# Wanenmacher's Tulsa,OK GUN SHOW



## Flanker (Jan 26, 2007)

Here is the link for the Wanenmacher's Tulsa,OK gun show March 31/april 1st
http://www.tulsaarmsshow.com/frames.html


----------



## hberttmank (May 5, 2006)

I been going to this show for years, and it is the biggest. If you want to go to a real gun show, full of guns,knives, ammo and accessories, this is the one to go to.
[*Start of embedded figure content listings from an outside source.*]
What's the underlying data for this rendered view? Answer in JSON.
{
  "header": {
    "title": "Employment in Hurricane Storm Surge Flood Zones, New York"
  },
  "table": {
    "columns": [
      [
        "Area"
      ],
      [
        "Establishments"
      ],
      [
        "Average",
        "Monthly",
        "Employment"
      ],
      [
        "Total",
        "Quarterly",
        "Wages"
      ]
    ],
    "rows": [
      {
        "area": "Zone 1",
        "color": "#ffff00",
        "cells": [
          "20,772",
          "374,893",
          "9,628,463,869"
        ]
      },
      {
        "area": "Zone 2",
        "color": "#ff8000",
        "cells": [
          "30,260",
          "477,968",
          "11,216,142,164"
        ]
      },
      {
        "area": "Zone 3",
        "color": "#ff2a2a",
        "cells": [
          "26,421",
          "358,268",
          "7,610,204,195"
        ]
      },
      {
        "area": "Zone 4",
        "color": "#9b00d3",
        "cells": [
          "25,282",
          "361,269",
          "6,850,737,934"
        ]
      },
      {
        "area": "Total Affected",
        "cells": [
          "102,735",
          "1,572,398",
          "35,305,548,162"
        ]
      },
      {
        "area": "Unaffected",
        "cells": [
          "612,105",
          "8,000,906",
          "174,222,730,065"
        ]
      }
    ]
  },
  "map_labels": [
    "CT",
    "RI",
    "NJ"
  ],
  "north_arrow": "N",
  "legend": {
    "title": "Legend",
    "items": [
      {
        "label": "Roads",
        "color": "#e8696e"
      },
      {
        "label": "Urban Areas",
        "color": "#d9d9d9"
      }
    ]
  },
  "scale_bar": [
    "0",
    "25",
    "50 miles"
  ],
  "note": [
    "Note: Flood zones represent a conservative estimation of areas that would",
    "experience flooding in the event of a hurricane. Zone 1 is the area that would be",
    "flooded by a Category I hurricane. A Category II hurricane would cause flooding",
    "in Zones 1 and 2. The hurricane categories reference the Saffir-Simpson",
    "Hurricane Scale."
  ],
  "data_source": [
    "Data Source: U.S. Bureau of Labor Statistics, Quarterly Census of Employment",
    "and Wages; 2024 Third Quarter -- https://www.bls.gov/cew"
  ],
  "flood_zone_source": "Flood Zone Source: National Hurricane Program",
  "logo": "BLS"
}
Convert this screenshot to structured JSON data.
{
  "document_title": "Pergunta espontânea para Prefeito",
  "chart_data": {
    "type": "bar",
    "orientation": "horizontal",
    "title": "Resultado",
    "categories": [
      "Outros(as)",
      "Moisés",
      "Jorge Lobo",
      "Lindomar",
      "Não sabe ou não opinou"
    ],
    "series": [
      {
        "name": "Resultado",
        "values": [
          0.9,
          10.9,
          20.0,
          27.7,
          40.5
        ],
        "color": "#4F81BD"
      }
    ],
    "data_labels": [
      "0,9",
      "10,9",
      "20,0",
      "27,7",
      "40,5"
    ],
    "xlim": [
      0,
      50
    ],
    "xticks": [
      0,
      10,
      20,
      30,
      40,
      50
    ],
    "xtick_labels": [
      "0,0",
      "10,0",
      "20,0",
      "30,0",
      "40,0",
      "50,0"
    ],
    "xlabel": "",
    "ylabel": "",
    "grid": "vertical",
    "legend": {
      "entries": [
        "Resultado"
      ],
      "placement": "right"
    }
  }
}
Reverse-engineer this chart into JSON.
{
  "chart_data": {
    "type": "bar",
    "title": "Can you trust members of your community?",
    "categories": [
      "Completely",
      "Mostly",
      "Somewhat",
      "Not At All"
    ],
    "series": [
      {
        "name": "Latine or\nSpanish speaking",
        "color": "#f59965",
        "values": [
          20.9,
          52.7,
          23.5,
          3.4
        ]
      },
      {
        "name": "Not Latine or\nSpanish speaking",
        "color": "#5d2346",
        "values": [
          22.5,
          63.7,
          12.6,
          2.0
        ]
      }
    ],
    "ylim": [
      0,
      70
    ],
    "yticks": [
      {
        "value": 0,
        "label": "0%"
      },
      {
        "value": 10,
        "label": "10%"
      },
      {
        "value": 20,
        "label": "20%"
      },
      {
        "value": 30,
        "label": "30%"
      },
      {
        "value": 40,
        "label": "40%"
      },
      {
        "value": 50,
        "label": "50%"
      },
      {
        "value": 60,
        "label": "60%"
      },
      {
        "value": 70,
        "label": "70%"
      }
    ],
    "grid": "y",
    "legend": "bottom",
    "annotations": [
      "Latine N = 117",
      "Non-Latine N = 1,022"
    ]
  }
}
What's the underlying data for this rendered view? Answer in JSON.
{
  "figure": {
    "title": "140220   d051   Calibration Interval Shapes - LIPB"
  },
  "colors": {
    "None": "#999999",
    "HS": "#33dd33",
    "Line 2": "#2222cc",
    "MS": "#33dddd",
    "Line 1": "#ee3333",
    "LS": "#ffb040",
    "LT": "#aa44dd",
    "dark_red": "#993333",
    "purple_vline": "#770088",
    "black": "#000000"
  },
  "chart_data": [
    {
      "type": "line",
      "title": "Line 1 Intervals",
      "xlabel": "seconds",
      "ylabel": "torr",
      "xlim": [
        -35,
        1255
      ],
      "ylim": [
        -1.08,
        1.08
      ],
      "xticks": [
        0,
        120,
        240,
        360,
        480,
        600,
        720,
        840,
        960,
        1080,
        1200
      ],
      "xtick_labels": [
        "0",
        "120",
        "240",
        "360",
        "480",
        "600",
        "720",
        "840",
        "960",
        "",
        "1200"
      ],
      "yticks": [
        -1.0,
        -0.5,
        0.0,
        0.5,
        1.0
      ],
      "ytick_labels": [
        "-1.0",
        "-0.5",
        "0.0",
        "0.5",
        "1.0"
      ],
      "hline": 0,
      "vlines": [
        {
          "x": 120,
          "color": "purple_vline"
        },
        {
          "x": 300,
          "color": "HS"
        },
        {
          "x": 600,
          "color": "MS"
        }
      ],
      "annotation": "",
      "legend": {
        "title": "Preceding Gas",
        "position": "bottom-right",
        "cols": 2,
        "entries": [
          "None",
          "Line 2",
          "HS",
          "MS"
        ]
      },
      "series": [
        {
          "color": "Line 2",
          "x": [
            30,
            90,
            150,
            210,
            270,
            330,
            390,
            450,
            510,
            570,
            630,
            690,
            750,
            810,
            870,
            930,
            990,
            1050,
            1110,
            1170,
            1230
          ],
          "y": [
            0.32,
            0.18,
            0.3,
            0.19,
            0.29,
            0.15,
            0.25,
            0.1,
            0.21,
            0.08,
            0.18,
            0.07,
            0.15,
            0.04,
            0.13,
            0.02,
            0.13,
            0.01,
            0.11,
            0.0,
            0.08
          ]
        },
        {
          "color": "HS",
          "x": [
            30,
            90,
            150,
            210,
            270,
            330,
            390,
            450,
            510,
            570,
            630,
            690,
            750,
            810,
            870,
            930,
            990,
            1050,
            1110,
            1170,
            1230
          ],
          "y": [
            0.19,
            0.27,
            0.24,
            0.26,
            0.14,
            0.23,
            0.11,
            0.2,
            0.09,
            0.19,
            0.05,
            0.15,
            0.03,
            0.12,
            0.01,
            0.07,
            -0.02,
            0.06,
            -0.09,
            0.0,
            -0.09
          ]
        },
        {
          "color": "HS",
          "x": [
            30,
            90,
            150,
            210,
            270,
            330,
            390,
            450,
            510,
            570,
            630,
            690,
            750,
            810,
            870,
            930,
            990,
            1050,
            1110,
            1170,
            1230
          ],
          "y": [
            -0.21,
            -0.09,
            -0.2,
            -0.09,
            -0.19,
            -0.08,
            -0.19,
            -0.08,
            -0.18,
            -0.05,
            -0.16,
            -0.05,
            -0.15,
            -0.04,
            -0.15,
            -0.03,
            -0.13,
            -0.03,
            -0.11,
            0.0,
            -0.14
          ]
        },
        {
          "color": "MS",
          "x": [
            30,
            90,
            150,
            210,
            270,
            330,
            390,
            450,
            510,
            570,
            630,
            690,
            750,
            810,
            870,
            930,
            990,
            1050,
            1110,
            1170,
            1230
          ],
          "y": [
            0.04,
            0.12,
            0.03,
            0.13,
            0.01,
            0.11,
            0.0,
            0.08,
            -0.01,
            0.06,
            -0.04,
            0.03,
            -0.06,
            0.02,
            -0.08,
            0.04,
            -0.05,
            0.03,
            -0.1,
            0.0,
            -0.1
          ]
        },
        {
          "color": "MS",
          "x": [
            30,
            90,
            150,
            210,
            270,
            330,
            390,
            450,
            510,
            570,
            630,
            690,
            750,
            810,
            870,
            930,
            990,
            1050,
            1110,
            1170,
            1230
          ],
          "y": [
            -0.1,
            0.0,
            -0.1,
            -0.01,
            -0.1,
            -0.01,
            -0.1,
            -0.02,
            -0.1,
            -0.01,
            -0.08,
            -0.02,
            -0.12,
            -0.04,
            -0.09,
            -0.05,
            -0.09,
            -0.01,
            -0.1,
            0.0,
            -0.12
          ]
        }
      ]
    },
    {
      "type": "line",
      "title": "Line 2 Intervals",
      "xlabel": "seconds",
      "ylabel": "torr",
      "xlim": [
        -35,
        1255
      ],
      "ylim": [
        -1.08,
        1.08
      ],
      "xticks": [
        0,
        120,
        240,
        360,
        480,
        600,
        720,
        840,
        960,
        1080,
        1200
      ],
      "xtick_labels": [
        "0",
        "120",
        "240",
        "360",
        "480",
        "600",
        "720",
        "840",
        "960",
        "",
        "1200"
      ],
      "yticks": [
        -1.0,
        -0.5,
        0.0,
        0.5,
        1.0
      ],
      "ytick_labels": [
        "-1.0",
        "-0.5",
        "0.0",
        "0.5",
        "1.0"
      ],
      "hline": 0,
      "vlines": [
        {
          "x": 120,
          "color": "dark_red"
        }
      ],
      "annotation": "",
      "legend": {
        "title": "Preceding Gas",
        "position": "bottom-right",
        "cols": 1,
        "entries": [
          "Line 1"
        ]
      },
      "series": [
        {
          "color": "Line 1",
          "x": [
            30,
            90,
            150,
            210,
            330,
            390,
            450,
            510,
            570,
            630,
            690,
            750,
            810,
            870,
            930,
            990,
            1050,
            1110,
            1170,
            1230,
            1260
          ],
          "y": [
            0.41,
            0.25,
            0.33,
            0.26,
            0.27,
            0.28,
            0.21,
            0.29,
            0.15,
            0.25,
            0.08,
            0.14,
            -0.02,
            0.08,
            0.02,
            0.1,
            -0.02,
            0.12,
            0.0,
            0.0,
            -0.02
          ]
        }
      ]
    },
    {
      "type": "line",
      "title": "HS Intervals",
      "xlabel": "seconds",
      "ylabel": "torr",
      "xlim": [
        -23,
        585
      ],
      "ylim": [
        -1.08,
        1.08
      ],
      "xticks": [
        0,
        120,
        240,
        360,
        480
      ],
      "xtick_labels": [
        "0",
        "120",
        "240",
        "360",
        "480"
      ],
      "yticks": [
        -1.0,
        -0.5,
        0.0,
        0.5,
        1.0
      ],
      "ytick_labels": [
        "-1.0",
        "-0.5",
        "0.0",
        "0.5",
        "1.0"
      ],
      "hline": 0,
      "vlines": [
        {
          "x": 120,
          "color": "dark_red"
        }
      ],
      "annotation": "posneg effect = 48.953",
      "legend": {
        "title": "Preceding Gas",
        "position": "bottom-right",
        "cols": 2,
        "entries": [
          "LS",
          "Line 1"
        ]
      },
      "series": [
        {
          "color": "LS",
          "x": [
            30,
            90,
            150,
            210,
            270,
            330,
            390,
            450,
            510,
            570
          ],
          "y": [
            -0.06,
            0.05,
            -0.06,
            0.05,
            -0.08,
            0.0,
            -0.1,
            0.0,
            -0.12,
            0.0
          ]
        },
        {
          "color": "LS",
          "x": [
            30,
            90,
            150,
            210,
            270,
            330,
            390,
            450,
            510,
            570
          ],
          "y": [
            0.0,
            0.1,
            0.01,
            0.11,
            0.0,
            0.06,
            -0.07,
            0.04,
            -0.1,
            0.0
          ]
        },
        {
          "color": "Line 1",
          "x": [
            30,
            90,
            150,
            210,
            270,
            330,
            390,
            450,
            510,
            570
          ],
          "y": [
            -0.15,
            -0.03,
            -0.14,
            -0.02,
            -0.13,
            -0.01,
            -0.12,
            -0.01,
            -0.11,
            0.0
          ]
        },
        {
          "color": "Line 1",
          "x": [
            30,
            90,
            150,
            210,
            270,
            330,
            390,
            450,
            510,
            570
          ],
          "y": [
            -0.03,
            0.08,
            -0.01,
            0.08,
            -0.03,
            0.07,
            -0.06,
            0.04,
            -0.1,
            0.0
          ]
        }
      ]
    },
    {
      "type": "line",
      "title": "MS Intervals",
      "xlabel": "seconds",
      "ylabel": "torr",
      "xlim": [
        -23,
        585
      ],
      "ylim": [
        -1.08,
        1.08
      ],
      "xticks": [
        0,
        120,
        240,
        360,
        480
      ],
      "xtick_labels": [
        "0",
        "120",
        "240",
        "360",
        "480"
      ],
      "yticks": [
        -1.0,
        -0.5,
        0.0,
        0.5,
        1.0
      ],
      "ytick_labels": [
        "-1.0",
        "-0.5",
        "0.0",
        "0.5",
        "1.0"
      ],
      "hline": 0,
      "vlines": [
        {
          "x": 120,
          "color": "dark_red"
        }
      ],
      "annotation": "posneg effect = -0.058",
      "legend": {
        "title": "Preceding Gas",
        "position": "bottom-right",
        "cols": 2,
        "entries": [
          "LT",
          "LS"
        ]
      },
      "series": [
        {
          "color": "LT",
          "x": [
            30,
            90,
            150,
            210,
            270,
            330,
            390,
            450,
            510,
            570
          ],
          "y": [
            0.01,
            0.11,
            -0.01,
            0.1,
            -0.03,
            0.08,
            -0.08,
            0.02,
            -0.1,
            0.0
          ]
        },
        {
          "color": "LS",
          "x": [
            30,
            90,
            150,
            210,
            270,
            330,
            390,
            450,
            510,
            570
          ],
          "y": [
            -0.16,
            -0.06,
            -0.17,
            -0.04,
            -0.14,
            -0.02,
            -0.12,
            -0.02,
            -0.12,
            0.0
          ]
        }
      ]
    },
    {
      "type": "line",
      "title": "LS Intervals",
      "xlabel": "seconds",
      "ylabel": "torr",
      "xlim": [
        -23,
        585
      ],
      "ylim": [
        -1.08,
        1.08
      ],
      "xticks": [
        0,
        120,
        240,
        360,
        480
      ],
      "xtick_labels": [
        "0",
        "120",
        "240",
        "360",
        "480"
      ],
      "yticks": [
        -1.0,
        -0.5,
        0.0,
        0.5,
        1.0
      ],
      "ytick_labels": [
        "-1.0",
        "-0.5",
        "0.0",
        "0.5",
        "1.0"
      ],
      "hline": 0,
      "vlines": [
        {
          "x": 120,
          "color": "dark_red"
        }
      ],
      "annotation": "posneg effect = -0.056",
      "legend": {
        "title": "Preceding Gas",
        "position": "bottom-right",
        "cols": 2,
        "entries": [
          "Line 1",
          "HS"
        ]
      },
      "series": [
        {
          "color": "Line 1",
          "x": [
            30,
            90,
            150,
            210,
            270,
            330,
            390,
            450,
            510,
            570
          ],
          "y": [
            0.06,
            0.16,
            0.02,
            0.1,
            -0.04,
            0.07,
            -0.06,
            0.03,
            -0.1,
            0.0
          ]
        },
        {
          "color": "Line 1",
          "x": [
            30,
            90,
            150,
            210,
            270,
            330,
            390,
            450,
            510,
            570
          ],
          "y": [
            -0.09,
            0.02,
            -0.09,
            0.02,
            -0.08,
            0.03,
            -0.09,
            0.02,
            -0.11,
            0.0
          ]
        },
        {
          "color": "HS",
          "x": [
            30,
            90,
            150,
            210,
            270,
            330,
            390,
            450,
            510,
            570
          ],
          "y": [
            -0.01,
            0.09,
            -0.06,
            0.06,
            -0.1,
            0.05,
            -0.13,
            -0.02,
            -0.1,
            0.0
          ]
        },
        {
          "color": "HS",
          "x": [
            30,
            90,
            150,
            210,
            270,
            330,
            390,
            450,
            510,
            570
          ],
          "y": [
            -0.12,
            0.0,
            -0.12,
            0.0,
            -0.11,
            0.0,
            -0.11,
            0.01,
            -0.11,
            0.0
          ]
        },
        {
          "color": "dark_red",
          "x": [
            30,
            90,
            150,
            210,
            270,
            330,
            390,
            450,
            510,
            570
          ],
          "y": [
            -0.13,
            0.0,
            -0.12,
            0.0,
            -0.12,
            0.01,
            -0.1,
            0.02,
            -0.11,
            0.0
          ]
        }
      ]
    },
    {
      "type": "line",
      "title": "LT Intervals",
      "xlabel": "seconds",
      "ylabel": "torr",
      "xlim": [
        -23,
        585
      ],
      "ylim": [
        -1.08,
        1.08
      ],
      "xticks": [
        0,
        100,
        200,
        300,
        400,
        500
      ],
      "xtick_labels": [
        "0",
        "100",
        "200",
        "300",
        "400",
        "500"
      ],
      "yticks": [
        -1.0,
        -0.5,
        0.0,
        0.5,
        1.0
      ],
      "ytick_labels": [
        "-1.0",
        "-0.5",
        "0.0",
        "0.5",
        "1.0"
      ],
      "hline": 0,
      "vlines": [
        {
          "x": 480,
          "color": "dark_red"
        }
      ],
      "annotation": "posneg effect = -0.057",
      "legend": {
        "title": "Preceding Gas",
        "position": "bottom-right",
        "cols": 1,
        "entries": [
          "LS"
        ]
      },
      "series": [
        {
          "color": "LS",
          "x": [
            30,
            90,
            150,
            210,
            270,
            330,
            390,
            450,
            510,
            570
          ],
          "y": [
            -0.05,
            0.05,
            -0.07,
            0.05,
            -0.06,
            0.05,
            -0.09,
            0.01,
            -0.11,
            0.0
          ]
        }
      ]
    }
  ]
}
Be sure and wear your walking shoes.


----------



## theberettaman (Jun 18, 2010)

*wanenmacher*

If the mods think this is an inapropriate post or placement feel free to remove it:smt083
I'm putting together a little *NRA wake up* get together before this years tulsa gun show Nov 13, 2010 we'll be protesting the NRA's membership hocking efforts at the front door for their non stand on HB3354,aka open carry.Only to povide poliitical cover for the members who voted to sustain the governors veto.
Message from the NRA said members voting to sustain the veto need not worry about jepardising your NRA Rating.
sign up on my facebook page
Welcome to Facebook


----------



## bravo619 (Oct 20, 2010)

LOL last two wanamachers i've been too you couldn't get to the table without upsetting someone or being run over by a hoveround scooter.


----------